06/27/2010 05:12 am ET | Updated May 25, 2011

"American Experience: Roads To Memphis": A Detailed Look Behind the King Assassination

Never before has the path of James Earl Ray and its convergence with Dr. Martin Luther King been so thoroughly examined as in "American Experience: Roads To Memphis." This two hour documentary recreates the roads these two men took which led them to be in close proximity on April 4, 1968 in Memphis, Tennessee.

Through newsreel footage, interviews, re-enactments and other methods we see and hear from King as he wages his non-violent war against racism. Meanwhile James Earl Ray is on the road to being a small time crook who has dreams of grandeur. Already convicted of robbery, Ray is serving time in the Missouri State Penitentiary. He hears talk about Martin Luther King and thinks there is big money to be made by assassinating him.

Ray is a clever man and he finds a way to escape from the prison.
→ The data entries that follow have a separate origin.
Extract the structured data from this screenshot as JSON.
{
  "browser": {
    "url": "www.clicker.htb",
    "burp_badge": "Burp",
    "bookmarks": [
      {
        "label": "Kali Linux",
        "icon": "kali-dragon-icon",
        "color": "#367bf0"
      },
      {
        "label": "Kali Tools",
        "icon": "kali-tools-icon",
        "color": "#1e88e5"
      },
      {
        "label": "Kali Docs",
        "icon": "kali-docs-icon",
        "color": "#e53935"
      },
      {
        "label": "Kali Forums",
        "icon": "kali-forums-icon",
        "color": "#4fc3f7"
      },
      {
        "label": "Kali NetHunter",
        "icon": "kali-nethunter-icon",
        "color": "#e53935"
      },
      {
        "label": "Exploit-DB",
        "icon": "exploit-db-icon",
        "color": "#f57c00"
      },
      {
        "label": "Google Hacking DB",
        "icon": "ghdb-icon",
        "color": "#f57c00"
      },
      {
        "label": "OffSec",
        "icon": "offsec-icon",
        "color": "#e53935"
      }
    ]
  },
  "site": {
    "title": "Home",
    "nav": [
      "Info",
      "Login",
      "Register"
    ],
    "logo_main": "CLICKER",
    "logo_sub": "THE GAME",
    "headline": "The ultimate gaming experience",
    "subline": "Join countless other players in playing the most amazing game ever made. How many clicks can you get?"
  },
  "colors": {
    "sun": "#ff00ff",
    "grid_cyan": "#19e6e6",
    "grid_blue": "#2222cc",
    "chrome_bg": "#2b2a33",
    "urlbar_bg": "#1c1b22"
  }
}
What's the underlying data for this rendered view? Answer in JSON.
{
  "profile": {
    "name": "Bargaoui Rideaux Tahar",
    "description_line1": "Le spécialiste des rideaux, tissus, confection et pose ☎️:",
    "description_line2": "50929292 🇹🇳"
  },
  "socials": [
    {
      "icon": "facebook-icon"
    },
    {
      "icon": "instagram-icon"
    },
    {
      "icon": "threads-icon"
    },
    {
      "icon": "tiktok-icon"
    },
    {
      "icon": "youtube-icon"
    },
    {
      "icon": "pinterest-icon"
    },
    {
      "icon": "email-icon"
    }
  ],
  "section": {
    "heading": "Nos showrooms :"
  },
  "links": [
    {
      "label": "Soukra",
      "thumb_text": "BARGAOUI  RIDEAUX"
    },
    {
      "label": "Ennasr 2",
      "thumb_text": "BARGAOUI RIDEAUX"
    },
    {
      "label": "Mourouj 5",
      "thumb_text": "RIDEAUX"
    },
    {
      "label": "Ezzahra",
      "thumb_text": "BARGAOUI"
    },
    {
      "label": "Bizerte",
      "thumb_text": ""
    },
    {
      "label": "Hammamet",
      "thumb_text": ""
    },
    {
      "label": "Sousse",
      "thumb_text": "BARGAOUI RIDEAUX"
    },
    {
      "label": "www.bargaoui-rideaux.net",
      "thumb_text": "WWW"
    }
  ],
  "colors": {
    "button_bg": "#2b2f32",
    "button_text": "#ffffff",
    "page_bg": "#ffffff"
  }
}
Once out he begins his adventure that will lead him to Martin Luther King. He becomes convinced he will be serving all of his fellow whites, as well as influential ones like Governor George Wallace, by killing King.

King appears to have had a premonition about his death as the night before he is assassinated he gives the "I've Been To the Mountaintop" speech which actually addresses his possible death. It is eerie to hear the words he spoke knowing what is to happen the next day.

This documentary interviews some of King's closest associates such as Benjamin Hooks, Andrew Young and Roger Wilkins. They give an intimate view of King the man and of his mental state during these days of turmoil. There is also commentary provided by news anchor Dan Rather who covered the story for CBS. We also get viewpoints from authors Gerald Posner and Hampton Sides.

Ray comes across as a man who wanted to be famous for being a killer. He thought that would give him glory and in the end it did. One of his goals was to be on the FBI's "Top Ten List" of Wanted Criminals. After he assassinated Dr. King he achieved that goal.

When James Earl Ray was tried for King's murder he confessed to the crime. Later he recanted his confession and claimed he was innocent. This documentary shows there is little doubt that the right man was convicted.

"American Experience: Roads To Memphis" airs on PBS, Monday, May 3 at 9PM.